There was a process to fine tuning the defense, including recruiting the right personnel. Obviously patience was not a virtue in Ann Arbor, but the difference between Robinson’s poor man’s version of the 3-3-5 and Casteel’s would have almost assuredly been another year.

Michigan reached a bowl game with seven wins in Rodriguez’s final season, the bottoming out of the Wolverine defense. In its worst season under Casteel before 2010, WVU surrendered a little over 23 points per game — or, two touchdowns sans PATs fewer than the 2010 yield of UM.

The 2011 Michigan defense was far more experienced. Players like Ryan Van Bergen, Jordan Kovacs, and Kenny Demens had developed into forces. Again, perhaps their success is attributable to Mattison’s shift to a 4-3. However, Van Bergen could have functioned much like West Virginia standout Bruce Irvin blitzing from the three-down front of a properly run 3-3-5.

UM’s upperclassmen figuring out and thriving in the 3-3-5 in ’11 would feed into an explosive offense. The Wolverines continued to put up big points this past season, but the possibilities for Denard Robinson remaining in the option with an emergent Fitzgerald Toussaint could have amounted to more.

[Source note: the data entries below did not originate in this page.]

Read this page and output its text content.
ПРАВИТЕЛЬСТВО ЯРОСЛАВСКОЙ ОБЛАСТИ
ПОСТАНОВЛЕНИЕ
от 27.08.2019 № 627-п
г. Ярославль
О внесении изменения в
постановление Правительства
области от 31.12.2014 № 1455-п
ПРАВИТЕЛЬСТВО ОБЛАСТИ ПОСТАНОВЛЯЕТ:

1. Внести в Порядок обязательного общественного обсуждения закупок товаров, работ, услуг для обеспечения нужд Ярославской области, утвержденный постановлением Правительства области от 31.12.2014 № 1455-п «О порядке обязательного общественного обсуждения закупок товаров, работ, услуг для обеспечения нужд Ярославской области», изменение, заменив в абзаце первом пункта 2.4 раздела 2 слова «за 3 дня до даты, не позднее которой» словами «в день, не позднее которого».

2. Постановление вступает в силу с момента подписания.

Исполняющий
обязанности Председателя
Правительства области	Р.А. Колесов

There were moments when Robinson looked lost in Al Borges’ hybrid offense. Borges ran a mix of the behind-center traditional sets the coach ran elsewhere and the shotgun formation that best suited Robinson. The square peg-round hole analogy that described Rodriguez’s tenure as head coach felt apropos regularly for Robinson and Borges.

With a strong defense and more developed weapons around him, Robinson could have had a Heisman candidacy campaign in an offense that accentuated his strengths.

It’s hard to discount Hoke’s first season at Michigan, and realistically the ceiling he reached might have been the pinnacle for a Rodriguez/Casteel-coached team. But tasting that cake makes one salivate.